The very possibility of ontology is dependent on the link between the ontological and the ontic because ontology reaches Being only through the beings. As such, this ontology must seek Being as "infrastructure", that is to say, it must seek the general located inside the particular. (p. 182)

This approach to the philosophy of Merleau-Ponty is at once very simple and very profound. It is a structural approach that situates him in the history of Western metaphysics, able to solve the shortcoming in Nietzsche's, Heidegger's and other giants' approaches.[3]

Instead of going into further details of the author's complex argumentation, I will end with a few critical remarks: first concerning the way Chouraqui formulates the question of truth, or what Merleau-Ponty calls the "passage from perceptual sense to linguistic sense;"[4] second, his peculiar reception of the notion of flesh and its role in the formulation of an epistemology grounded in prereflective experience; third, the very thesis that Being is falsification.

First, one can be puzzled by the fact that the author leaves completely aside the question of epistemology in Merleau-Ponty.  When he formulated his project for the chair of philosophy at the Collège de France, Merleau-Ponty didn't have fundamental ontology in mind -- this came progressively through the 1950s, from the initial hints in his first lectures in 1952-53 to the last working note of The Visible and the Invisible. But the other thread is the question of epistemology itself and its particular guise in Merleau-Ponty's late thinking: how to account for the specific movement of the passage from perceptual sense to linguistic sense, which he also calls the problem of the symbolic. Under this aspect, Merleau-Ponty's thinking appears less successful, because he actually fails to account for the passage, since he keeps asking the question until his latest texts. Chouraqui does in fact mention the problem in his conclusion when he writes about the "transformation of experience into predication" (p. 222), but leaves the difficulties encountered by Merleau-Ponty aside. In a sense, the whole ontological endeavor of Merleau-Ponty relies on his failure to account for this very transformation.

 My second point concerns the notion of flesh. Flesh has multiple origins, but one of them is the idea of the contextuality of all knowledge, which Merleau-Ponty draws from the idea of productive thinking sketched out by Max Wertheimer. This root of the notion of flesh is more generally to be situated in Merleau-Ponty's reception of the Gestalt psychologists and their attempt to account for the production of knowledge. Since Chouraqui defines Being as self-falsification, he would have to account for the epistemological dimension of this definition as well. In this perspective, a question would be whether his interpretation of Merleau-Ponty's ontology provides a solution to the failure mentioned above.
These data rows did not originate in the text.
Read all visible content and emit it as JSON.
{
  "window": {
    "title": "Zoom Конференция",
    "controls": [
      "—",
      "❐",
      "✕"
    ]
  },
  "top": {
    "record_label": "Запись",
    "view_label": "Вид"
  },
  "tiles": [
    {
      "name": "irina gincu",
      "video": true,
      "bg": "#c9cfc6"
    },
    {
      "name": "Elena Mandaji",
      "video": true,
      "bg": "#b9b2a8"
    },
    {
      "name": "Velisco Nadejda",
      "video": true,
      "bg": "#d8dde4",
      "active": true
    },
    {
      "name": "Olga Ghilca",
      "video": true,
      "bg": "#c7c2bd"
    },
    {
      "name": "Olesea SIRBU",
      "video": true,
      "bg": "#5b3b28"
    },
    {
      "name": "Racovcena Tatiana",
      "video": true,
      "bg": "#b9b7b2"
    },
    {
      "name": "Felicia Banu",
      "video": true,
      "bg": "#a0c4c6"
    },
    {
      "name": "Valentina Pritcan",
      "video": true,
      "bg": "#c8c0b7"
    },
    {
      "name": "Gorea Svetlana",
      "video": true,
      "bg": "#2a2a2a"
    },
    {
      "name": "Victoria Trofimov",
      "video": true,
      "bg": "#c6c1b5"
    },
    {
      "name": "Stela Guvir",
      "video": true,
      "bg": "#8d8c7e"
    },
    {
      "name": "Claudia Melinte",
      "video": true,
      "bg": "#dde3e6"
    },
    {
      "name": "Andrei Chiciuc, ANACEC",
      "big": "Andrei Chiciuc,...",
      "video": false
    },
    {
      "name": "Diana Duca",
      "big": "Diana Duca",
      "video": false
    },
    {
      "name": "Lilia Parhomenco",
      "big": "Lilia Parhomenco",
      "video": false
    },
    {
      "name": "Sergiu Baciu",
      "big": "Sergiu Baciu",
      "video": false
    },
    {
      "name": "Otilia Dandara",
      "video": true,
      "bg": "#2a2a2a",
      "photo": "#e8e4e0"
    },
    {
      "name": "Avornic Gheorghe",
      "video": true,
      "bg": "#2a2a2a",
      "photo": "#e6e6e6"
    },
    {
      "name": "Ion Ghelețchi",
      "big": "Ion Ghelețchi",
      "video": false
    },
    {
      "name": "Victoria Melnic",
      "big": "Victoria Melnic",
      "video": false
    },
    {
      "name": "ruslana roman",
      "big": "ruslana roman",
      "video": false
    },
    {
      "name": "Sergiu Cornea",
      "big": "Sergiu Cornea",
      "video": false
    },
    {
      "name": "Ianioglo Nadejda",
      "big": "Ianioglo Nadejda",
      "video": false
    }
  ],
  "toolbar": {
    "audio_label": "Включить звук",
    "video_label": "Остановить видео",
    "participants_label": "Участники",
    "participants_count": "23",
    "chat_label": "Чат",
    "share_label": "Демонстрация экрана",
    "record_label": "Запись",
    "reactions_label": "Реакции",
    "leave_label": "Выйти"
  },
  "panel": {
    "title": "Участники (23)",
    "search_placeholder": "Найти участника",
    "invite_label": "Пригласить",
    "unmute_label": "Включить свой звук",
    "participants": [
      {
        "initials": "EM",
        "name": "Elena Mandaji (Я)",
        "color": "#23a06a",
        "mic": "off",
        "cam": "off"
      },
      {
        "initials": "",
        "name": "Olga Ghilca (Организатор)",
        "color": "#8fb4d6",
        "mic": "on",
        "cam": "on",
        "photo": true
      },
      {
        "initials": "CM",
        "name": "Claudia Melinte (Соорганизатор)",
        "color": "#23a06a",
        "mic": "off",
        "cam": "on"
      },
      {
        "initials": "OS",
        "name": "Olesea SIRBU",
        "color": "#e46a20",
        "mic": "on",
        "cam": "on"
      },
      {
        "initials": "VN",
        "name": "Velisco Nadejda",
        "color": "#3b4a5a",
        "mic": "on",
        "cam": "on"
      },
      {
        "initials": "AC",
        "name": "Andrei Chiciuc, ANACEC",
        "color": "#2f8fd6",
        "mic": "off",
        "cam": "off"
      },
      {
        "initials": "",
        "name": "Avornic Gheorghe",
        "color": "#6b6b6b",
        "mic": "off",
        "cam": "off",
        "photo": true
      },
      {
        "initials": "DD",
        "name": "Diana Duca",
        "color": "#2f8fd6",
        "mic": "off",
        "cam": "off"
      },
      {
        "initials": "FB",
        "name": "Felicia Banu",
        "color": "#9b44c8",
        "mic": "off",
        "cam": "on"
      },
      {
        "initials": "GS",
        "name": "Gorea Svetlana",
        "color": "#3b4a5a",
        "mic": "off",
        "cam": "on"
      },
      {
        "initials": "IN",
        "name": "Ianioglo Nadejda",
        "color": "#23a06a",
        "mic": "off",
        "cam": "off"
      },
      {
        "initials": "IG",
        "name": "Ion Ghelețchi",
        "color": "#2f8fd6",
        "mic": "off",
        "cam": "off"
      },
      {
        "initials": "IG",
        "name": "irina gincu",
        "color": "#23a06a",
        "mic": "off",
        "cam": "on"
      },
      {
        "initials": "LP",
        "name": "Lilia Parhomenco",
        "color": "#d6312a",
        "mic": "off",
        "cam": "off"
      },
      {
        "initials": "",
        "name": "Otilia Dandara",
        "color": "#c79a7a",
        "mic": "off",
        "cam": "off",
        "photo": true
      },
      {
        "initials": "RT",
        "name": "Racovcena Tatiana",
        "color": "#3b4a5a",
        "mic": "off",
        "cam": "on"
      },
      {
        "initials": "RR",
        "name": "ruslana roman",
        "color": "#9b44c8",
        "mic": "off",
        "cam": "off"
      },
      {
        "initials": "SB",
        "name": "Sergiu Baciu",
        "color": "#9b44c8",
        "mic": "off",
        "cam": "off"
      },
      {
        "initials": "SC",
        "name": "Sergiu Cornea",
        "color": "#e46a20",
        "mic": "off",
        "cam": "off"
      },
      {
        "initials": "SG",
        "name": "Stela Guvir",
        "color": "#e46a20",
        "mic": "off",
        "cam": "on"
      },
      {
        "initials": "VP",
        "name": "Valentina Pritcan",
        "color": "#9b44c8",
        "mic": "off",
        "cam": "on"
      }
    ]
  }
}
My third point is more difficult; it is more the expression of a doubt than an explicit claim. By stating that Being is falsification, the author seems to conflate Being itself and its representation. This is probably justified from the Nietzschean point of view, but one can't help wondering if the term 'indeterminacy' wouldn't be more appropriate. If Being is an open-ended process towards an ever-greater precision in the characterization of beings, then why put this process under the heading of truth and falsification rather than determination and blurring? Which conceptual couple is more general here?

These remarks are meant in the spirit of openness of Chouraqui's book. They are meant to take seriously his courageous undertaking of renewing the articulation between phenomenology and ontology and metaphysics. If any first philosophy is possible in the present situation, the framework provided by Chouraqui certainly cannot be overlooked. As every genuine metaphysical attempt, is both untimely and contemporary.


[1] The first line of the Introduction goes like this: "Friedrich Nietzsche and Maurice Merleau-Ponty could hardly be more different men or, indeed, different thinkers" (p. 1).

[2] Nice anachronism, by the way.

[3] Another useful task would be a confrontation with other metaphysical thinkers in the 20th Century, such as Alfred North Whitehead or Raymond Ruyer.

[4] As he formulates it in a working note of The Visible and the Invisible dated February 1959 and entitled "Tacit Cogito and Speaking Subject."